In: Accounting
A company reports the following:
Net income $ 125,000
Preferred dividends 5,000
Average stockholders’ equity 1,000,000
Average common stockholders’ equity 800,000
Determine (a) the return on stockholders’ equity and (b) the return on common stockholders’ equity.
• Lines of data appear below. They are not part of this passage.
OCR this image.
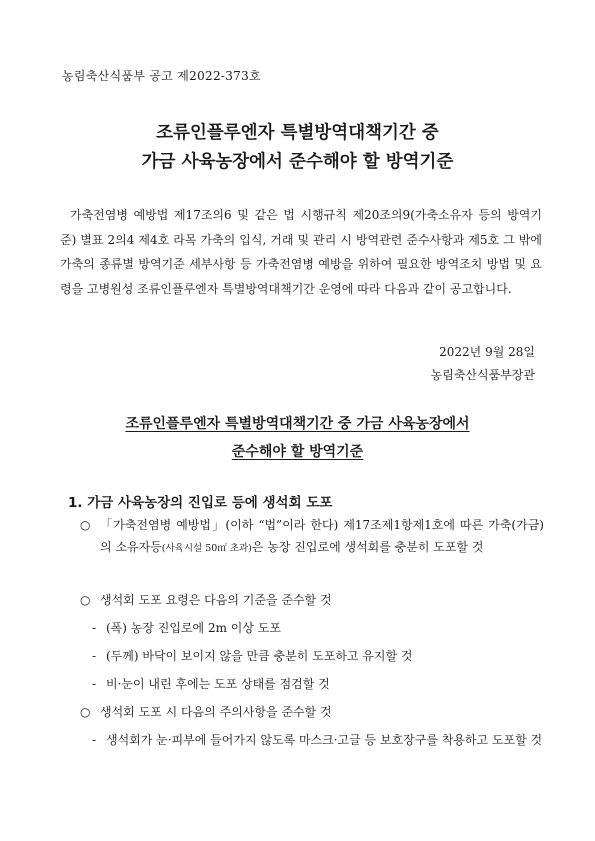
농림축산식품부 공고 제2022-373호
조류인플루엔자 특별방역대책기간 중
가금 사육농장에서 준수해야 할 방역기준

가축전염병 예방법 제17조의6 및 같은 법 시행규칙 제20조의9(가축소유자 등의 방역기준) 별표 2의4 제4호 라목 가축의 입식, 거래 및 관리 시 방역관련 준수사항과 제5호 그 밖에 가축의 종류별 방역기준 세부사항 등 가축전염병 예방을 위하여 필요한 방역조치 방법 및 요령을 고병원성 조류인플루엔자 특별방역대책기간 운영에 따라 다음과 같이 공고합니다.

2022년 9월 28일
농림축산식품부장관
조류인플루엔자 특별방역대책기간 중 가금 사육농장에서
준수해야 할 방역기준
1. 가금 사육농장의 진입로 등에 생석회 도포
○ 「가축전염병 예방법」(이하 “법”이라 한다) 제17조제1항제1호에 따른 가축(가금)의 소유자등(사육시설 50㎡ 초과)은 농장 진입로에 생석회를 충분히 도포할 것
○ 생석회 도포 요령은 다음의 기준을 준수할 것
- (폭) 농장 진입로에 2m 이상 도포
- (두께) 바닥이 보이지 않을 만큼 충분히 도포하고 유지할 것
- 비·눈이 내린 후에는 도포 상태를 점검할 것
○ 생석회 도포 시 다음의 주의사항을 준수할 것
- 생석회가 눈·피부에 들어가지 않도록 마스크·고글 등 보호장구를 착용하고 도포할 것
Round percentages to one decimal place.
The following formulae can be used to calculate the return on equity (ROE) and the return on common stockholders' equity (ROCE):
(a) Return on Stockholders' Equity = Net Income / Average Stockholders' Equity (b) Return on Common Stockholders' Equity = Net Income - Preferred Dividends / Average Common Stockholders' Equity
Given: Net income: $125,000 Preferred dividends: $5,000 Average stockholders' equity: $1,000,000 Average common stockholders' equity: $800,000
(a) Return on Stockholders' Equity: Return on Stockholders' Equity = Net Income / Average Stockholders' Equity = $125,000 / $1,000,000 = 0.125
To express the ROE as a percentage, we multiply it by 100:
Return on Stockholders' Equity (ROE) = 0.125 * 100 = 12.5%
Therefore, the return on stockholders' equity is 12.5% (rounded to one decimal place).
(b) Return on Common Stockholders' Equity: Return on Common Stockholders' Equity = (Net Income - Preferred Dividends) / Average Common Stockholders' Equity = ($125,000 - $5,000) / $800,000 = $120,000 / $800,000 = 0.15
To express the ROCE as a percentage, we multiply it by 100:
Return on Common Stockholders' Equity (ROCE) = 0.15 * 100 = 15%
Therefore, the return on common stockholders' equity is 15% (rounded to one decimal place).
Therefore, the return on stockholders' equity is 12.5% (rounded to one decimal place).
Therefore, the return on common stockholders' equity is 15% (rounded to one decimal place).